Creating a simple max damage player

The corresponding complete source code can be found here.

Note

A similar example using gen 7 mechanics is available here.

The goal of this example is to explain how to create a first custom agent. This agent will follow simple rules:

  • If the active pokemon can attack, it will attack and use the move with the highest base power

  • Otherwise, it will perform a random switch

Creating a player

The player that we are going to implement does not need to be trained: we can therefore directly inherit from the Player class.

Let’s create the base class:

    from poke_env.player import Player

class MaxDamagePlayer(Player):
    pass

Player’s has one abstract method, choose_move. Once implemented, we will be able to instantiate and use our player.

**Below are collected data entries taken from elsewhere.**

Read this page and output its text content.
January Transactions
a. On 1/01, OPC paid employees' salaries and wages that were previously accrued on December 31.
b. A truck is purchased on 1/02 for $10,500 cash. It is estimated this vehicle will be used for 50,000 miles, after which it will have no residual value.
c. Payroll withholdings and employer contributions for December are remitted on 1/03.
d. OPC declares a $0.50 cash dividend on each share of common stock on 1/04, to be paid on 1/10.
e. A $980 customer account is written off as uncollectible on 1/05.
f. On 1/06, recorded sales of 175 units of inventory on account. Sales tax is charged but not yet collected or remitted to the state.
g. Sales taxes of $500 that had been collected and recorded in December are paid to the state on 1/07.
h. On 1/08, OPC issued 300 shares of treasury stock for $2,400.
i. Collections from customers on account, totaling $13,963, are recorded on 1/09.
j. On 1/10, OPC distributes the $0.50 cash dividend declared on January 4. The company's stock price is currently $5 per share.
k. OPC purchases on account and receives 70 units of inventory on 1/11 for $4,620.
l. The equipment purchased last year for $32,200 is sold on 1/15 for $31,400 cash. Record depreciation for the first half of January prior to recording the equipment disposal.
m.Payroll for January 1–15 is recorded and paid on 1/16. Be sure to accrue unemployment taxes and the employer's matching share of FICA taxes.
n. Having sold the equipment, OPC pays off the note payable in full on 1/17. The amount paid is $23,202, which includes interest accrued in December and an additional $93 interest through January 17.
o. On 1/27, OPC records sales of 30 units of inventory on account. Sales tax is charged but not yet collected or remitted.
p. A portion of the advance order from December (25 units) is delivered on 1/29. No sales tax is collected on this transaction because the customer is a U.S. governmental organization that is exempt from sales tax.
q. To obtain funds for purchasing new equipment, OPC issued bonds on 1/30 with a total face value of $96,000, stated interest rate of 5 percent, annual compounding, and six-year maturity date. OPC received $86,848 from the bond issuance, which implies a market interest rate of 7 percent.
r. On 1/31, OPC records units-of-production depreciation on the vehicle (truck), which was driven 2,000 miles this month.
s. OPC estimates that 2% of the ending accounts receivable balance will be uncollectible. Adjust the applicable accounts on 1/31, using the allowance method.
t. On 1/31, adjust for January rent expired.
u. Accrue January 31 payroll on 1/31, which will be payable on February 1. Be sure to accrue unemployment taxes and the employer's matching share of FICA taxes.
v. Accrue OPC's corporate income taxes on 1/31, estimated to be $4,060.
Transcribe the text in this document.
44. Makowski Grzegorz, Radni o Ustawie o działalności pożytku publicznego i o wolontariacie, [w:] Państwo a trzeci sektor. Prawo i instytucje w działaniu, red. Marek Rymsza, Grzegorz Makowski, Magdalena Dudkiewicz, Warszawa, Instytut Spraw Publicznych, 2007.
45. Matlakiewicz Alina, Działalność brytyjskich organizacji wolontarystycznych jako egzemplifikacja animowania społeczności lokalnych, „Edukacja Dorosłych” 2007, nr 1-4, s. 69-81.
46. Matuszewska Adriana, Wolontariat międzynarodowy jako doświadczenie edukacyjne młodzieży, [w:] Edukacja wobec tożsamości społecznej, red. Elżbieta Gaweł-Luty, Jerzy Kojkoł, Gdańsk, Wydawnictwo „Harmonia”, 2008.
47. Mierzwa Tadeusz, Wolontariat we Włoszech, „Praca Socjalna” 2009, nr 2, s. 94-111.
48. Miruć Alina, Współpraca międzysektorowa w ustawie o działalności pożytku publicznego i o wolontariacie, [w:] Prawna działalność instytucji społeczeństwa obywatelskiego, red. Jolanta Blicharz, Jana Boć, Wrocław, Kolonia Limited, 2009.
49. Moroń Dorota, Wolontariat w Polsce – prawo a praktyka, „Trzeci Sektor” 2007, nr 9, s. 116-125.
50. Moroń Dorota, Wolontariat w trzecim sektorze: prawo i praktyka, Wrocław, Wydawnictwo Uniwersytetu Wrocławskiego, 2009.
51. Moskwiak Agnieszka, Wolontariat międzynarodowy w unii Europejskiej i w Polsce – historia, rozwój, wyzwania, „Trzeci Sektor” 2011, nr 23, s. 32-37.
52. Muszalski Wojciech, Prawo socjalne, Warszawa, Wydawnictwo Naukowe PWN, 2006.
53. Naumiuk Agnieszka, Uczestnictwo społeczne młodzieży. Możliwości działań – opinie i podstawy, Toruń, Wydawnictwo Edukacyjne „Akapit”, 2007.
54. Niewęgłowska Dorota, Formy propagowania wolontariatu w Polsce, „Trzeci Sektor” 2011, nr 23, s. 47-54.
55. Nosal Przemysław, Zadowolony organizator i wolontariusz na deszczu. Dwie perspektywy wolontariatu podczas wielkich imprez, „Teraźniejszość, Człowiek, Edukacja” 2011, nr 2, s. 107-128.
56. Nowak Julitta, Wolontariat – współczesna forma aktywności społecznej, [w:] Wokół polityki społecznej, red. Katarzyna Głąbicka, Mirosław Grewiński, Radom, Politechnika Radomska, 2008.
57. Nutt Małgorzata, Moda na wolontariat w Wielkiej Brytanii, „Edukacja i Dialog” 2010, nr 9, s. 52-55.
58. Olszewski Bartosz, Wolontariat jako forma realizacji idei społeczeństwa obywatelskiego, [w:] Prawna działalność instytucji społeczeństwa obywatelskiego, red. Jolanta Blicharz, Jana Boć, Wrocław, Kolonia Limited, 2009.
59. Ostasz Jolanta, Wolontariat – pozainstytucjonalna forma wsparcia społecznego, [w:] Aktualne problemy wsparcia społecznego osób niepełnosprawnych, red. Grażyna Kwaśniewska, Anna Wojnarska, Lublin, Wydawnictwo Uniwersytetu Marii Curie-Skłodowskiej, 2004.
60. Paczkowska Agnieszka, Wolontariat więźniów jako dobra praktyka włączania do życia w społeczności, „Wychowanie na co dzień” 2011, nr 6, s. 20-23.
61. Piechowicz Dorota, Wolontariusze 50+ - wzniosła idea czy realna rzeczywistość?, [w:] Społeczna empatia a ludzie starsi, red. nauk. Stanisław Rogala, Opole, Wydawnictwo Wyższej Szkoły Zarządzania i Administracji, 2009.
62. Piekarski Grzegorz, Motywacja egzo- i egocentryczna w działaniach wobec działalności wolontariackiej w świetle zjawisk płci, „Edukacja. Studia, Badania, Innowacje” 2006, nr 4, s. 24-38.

Creating a choose_move method

Method signature

The signature of choose_move is choose_move(self, battle: Battle) -> str: it takes a Battle object representing the game state as argument, and returns a move order encoded as a string. This move order must be formatted according to the showdown protocol. Fortunately, poke-env provides utility functions allowing us to directly format such orders from Pokemon and Move objects.

We therefore have to take care of two things: first, reading the information we need from the battle parameter. Then, we have to return a properly formatted response, corresponding to our move order.

Selecting a move

The battle parameter is an object of type Battle which encodes the agent’s current knowledge of the game state. It offers several properties that make accessing the game state easy. Some of the most notable are active_pokemon, available_moves, available_switches, opponent_active_pokemon, opponent_team and team.

In this example, we are going to use available_moves: it returns a list of Move objects which are available this turn.

We can therefore test if at least one move can be used with if battle.available_moves:. We are interested in the base power of available_moves, which can be accessed with the base_power property of Move objects.

class MaxDamagePlayer(Player):
    def choose_move(self, battle):
        # If the player can attack, it will
        if battle.available_moves:
            # Finds the best move among available ones
            best_move = max(battle.available_moves, key=lambda move: move.base_power)

Returning a choice

Now that we have selected a move, we need to return a corresponding order, which takes the form of a string. Fortunately, Player provides a method designed to craft such strings directly: create_order. It takes a Pokemon (for switches) or Move object as argument, and returns a string corresponding to the order. Additionally, you can use its mega, z_move and dynamax parameters to mega evolve, use a z-move, dynamax or gigantamax, if possible this turn.

We also have to return an order corresponding to a random switch if the player cannot attack. Player objects incorporate a choose_random_move method, which we will use if no attacking move is available.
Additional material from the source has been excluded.